Methods. Lisofylline was added to isolated NOD islets in vitro, with or without IL-1β. Insulin secretion and DNA damage of the islets was assessed. Lisofylline was administered to female non-obese diabetic mice starting at 4, 7 and 17 weeks of age for 3 weeks. Cytokines and blood glucose concentrations were monitored. Histology and immunohistochemistry were carried out in pancreatic sections. Splenocytes isolated from donor mice were intravenously injected into immunodeficient NOD (NOD.scid) mice.
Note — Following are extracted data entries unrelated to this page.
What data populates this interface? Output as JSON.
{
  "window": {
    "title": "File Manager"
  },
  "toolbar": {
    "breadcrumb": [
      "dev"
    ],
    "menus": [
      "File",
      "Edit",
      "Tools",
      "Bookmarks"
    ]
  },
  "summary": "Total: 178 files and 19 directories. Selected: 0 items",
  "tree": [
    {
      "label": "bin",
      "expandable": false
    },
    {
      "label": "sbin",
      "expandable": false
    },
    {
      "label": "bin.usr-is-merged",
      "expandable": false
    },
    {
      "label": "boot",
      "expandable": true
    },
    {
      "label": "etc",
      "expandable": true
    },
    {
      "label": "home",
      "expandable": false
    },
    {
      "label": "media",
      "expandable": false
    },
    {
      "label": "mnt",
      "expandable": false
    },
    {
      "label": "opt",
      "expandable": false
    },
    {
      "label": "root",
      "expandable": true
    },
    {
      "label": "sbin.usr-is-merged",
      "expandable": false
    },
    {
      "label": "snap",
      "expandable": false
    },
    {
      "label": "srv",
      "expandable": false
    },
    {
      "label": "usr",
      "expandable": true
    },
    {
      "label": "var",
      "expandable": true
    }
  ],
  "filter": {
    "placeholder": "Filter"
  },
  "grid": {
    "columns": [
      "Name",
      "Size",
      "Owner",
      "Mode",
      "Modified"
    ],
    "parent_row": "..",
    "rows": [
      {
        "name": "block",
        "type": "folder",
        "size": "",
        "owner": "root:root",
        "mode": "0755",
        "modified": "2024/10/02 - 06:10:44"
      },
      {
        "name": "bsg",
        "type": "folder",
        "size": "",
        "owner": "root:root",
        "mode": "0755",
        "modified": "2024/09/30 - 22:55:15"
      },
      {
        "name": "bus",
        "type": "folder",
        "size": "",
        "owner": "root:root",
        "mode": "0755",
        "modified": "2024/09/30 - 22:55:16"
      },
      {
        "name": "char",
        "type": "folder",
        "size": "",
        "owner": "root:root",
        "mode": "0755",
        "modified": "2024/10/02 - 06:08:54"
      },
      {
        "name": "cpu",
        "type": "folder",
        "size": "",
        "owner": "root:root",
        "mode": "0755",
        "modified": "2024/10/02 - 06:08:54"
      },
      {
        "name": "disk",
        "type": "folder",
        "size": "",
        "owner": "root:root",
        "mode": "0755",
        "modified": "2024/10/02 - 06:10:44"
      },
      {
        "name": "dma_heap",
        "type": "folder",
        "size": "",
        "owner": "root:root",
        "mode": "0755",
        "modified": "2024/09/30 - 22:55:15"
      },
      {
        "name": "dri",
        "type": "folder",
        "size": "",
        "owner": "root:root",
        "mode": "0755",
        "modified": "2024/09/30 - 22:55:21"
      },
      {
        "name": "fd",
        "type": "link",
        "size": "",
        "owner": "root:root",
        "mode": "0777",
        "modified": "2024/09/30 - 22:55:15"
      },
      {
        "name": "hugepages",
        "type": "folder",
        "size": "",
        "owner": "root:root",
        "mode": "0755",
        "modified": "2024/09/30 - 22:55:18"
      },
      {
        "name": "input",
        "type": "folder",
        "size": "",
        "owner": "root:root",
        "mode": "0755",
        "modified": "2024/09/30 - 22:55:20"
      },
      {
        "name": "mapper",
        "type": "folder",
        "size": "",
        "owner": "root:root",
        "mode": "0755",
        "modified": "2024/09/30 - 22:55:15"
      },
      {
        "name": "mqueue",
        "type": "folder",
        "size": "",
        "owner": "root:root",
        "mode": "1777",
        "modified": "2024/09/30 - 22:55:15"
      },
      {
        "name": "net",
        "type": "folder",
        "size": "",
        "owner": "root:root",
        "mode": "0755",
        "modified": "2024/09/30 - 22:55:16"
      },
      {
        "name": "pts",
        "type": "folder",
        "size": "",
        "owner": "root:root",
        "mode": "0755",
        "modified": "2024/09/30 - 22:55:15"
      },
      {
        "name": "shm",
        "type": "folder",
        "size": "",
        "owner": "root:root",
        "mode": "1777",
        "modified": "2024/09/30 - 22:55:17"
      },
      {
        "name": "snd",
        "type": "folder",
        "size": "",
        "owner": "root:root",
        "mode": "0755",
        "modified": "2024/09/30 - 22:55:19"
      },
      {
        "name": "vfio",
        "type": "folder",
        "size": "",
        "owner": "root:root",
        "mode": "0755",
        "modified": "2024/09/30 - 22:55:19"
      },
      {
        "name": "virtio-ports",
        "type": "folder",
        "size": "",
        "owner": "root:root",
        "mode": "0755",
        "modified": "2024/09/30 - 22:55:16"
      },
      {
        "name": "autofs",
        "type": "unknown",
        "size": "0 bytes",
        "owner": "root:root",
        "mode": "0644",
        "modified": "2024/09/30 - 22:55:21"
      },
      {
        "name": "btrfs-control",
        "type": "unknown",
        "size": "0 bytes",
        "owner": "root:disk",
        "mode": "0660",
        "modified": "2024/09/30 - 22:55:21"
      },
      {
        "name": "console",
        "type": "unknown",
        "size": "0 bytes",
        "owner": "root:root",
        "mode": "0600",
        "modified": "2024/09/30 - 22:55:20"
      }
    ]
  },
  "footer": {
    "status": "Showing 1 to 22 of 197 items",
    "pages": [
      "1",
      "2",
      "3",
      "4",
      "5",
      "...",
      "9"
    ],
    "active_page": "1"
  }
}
Results. In vitro, Lisofylline preserved beta-cell insulin secretion and inhibited DNA damage of islets in the presence of IL-1β. In vivo, Lisofylline suppressed IFN-γ production, reduced the onset of insulitis and diabetes, and inhibited diabetes after transfer of splenocytes from Lisofylline-treated donors to NOD.scid recipients. However, cotransfer of splenocytes from both Lisofylline-treated and diabetic NOD donors did not suppress diabetes in recipient mice.
Conclusion/interpretation. Lisofylline prevents the onset of autoimmune diabetes in NOD mice by a mechanism that does not seem to enhance the function of regulatory T cells, but could be associated with suppression of proinflammatory cytokines and reduction of cellular infiltration in islets. This study suggests that Lisofylline could have therapeutic benefits in preventing the onset of Type I diabetes.